In 2018 and 2019 Brady got frustrated, primarily with his receiving corps, and Bill's astute moves to bring in Josh Gordon and Brown ultimately failed, as did his gamble on N'Keal Harry as a first-round receiver. In 2018 Brady was at his best in the miracle comeback against Atlanta, helped by a miracle catch by Julian Edelman which at least partly undid the David Tyree helmet grab. In 2019, with Gronk retired and Danny Amendola and Chris Hogan gone, he threw to Edelman whenever possible and rode them to a 12-4 season including a tough 23-16 loss to KC which, given a break or two from the officials (especially Harry's one good TD of the season mistakenly called back), they might have won. They were surprised by the Titans in the playoffs, and Brady's frustration was evident.
This year Belichick took a lot of fire for saying quite honestly that the Pats had over-extended to maintain a dynasty, and paid the price in 2020. Bill was accused of making excuses but he was telling the truth, and GM Bill couldn't rescue Coach Bill. Even so, despite free agency departures and Covid opt out of three key veteran starters, they were competitive, and had Covid not seemed to affect Cam Newton as much as it did, they might have done better than 7-9. Think of them, potentially, as a team like the 2019 Bucs, waiting for a Tom Brady (and a Gronk). Brady and Belichick were a perfect pair, able together to dissect opponents with a ruthless brilliance and able to capitalize on the idiosyncrasies of each season's team. That Brady could move to Tampa and win in his first season cements his legacy. It doesn't erase Belichick's.

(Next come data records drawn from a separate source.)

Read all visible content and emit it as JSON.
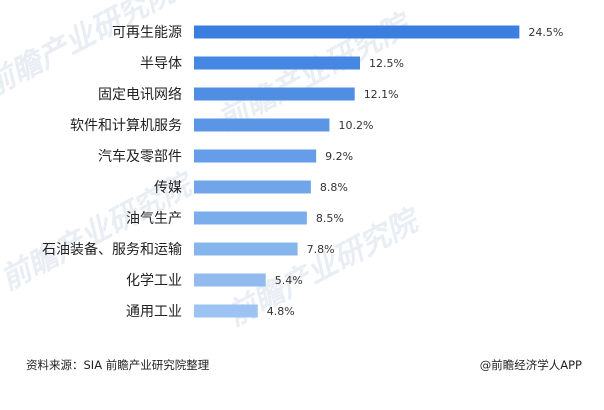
{
  "chart_data": {
    "type": "bar",
    "orientation": "horizontal",
    "categories": [
      "可再生能源",
      "半导体",
      "固定电讯网络",
      "软件和计算机服务",
      "汽车及零部件",
      "传媒",
      "油气生产",
      "石油装备、服务和运输",
      "化学工业",
      "通用工业"
    ],
    "values": [
      24.5,
      12.5,
      12.1,
      10.2,
      9.2,
      8.8,
      8.5,
      7.8,
      5.4,
      4.8
    ],
    "value_labels": [
      "24.5%",
      "12.5%",
      "12.1%",
      "10.2%",
      "9.2%",
      "8.8%",
      "8.5%",
      "7.8%",
      "5.4%",
      "4.8%"
    ],
    "unit": "%",
    "grid": false,
    "legend": "none",
    "colors": {
      "bar_top": "#3a7fe0",
      "bar_bottom": "#9cc3f1"
    }
  },
  "footer": {
    "source": "资料来源：SIA 前瞻产业研究院整理",
    "brand": "@前瞻经济学人APP"
  }
}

The odds-makers like KC to win the 2022 Super Bowl more than Tampa, and I said the same thing after the game. Repeating is difficult for three main reasons. You have to hold the core of the team together when a Super Bowl win makes your free agents more attractive to other teams: Gronk, Fournette, Godwin, Brown, Barrett, Ndamukong Suh and David are all free agents; a couple of those guys will be hard to replace. Second, your schedule gets tougher as the Super Bowl winner. Third, and probably the most important but least quantifiable, lots of things that went right for you aren't guaranteed to go right the following year: injuries being the most obvious, but also the kind of breaks that turn games around, and it doesn't take many to turn an 11-5 Super Bowl year into a 10-6 year where you just miss the playoffs or a 12-4 year where you get upset in your first playoff game.
I looked at this game as a sort of Last Stand for an old school form of offense: the classic dropback passer in a downfield system; something that goes back to the Van Brocklin Rams under Clark Shaughnessy, via Sid Gillman right up to the modern day. It was like a two-dimensional system giving way to a 3-D multi-leveled offense, run by a QB more like a deep-throwing basketball point guard than anything else.
It used to be the Madden game tried to look more like the NFL; today the NFL tries to look more like Madden. Mahomes is the evolutionary QB, and though pocket passers are not dead, they are evolving too (Joe Burrow, Justin Herbert). Brady said he wants to play until he's 45? He isn't going to evolve much, and Mahomes is, of course, his heir apparent. Of course Brady may always be one injury away from retirement, but most guys his age would take the opportunity to go out on a Super Bowl high, their reputation secure for almost ever. But I don't think that's what appeals to Tom Brady. I think Brady is the ultimate carrier of a chip under his shoulder pads. He will always be the guy who kept getting passed by at Michigan. Who got passed by in the draft. Who got identified as a pawn in chessmaster Bill Belichick's game.
I think all Brady really wants is to keep proving people wrong, and to do that by winning. That's why he plays the game, to win, and as long as he can, he'll probably want to keep playing.